GroenLinks

Groenen in Istanbul: Turkije houdt Europa een spiegel voor

20 oktober 2004

De discussie over de Turkse toetreding tot de EU is onlosmakelijk verbonden met een veel algemener debat, namelijk over Europa zelf. Dat concludeerden deelnemers aan een debat tijdens de Turkije-conferentie van de groene fractie in Istanbul. Het debat, over Turkije en de waarden en grenzen van de EU, werd geleid door GroenLinks europarlementariër Joost Lagendijk.

In een eerste discussieronde bespraken deelnemers in welke mate de Islam 'EU-compatible' is. In het verleden haalden conservatieve politici als reden van hun twijfels over een Turks EU-lidmaatschap vaak de religie aan: een lidstaat met meer dan 70 miljoen moslims zou de hele Unie op haar kop zetten. Nu blijkt dat het juist een 'moslim-democratische' regering gelukt is om Turkije zodanig te hervormen dat de Europese Commissie aanbeveelt om te beginnen met toetredingsonderhandelingen, lijkt dit argument aan kracht te hebben ingeboet.

Wendy Asbeek Brusse van de Nederlandse Wetenschappelijke Raad voor het Regeringsbeleid stelde dat in Turkije niet de Islam, maar de relatie tussen de Islam en de Staat het probleem is. De andere deelnemers gingen hierop door. Esat Korkmaz, de vertegenwoordiger van de Alevietische gemeenschap, een Islamitische minderheid in Turkije, hekelde het feit dat door de monolithische benadering van godsdienst in Turkije (de door de staat gecontroleerde Islam wordt bevoorrecht boven andere stromingen en andere godsdiensten) religieuze minderheden te weinig vrijheid genieten.

De journalist Rusen Cakir voegde daaraan toe dat de angst dat Turkije in een soort Iran zou veranderen en de sharia zou invoeren totaal ongegrond is: omdat de Turkse samenleving in de jaren `20 de keuze gemaakt heeft voor het westerse model, is er vandaag de dag nog maar één richting die Turkije op kan, en dat is de richting van Europa. Waarop Joost Lagendijk, voorzitter van de Turkije-delegatie in het Europees Parlement concludeerde: het is niet, zoals velen vrezen, de invloed van de Islam op de staat die een probleem is, maar de te grote invloed van de staat op de Islam in Turkije. De staat moet in de toekomst meer ruimte laten aan diversiteit, ook op het gebied van religie.

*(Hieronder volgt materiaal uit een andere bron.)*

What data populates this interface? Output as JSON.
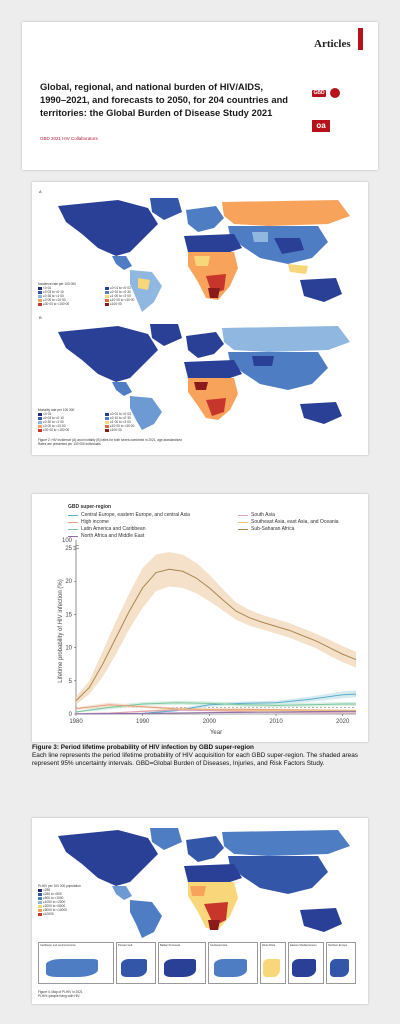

Een tweede panel hield zich bezig met de aloude vraag naar de grenzen van Europa. Het debat steeg echter al snel uit boven het gebruikelijke gesteggel over de geografische afbakening van het Europese continent. Johannes Voggenhuber, Lid van het Europees Parlement voor de Oostenrijkse groenen, stelde dat de continue uitbreiding van de Europese Unie de betekenis van de Unie zelf uitholt. Immers, de 'Republiek Europa' is een Unie van waarden, en de vooruitgang die we tot nu toe geboekt hebben met het Handvest van de Grondrechten van de Europese burgers komt in gevaar als we ongeremd doorgaan met uitbreiden.

De fractieleider van de Europese Groenen, Daniel Cohn-Bendit, antwoordde hierop met een vlammend betoog over de inhoud en de zin van de Europese Unie. "Natuurlijk wordt Europa anders met Turkije erbij. De Unie van vandaag is geheel anders dan die van 1989, die van 1989 geheel anders dan die van 1963: we definiëren elke keer weer opnieuw wat Europa is, en die constante verrijking is het mooie aan het Europese idee."

De Turkse professor Ahmed Insel voegde hieraan toe dat Europa een dynamisch concept moet blijven, en dat in het huidige debat vaak vergeten wordt dat niet alleen Turkije het probleem is, maar eigenlijk de EU zelf: "Weten jullie wel hoe moeilijk het is om aan die regels te voldoen? De EU denkt Turkije een cadeau te schenken, maar het schenkt zichzelf een groot cadeau door Turkije erbij te nemen." Waarop Joost Lagendijk concludeerde dat het debat over Turkije eigenlijk het debat is over Europa zelf.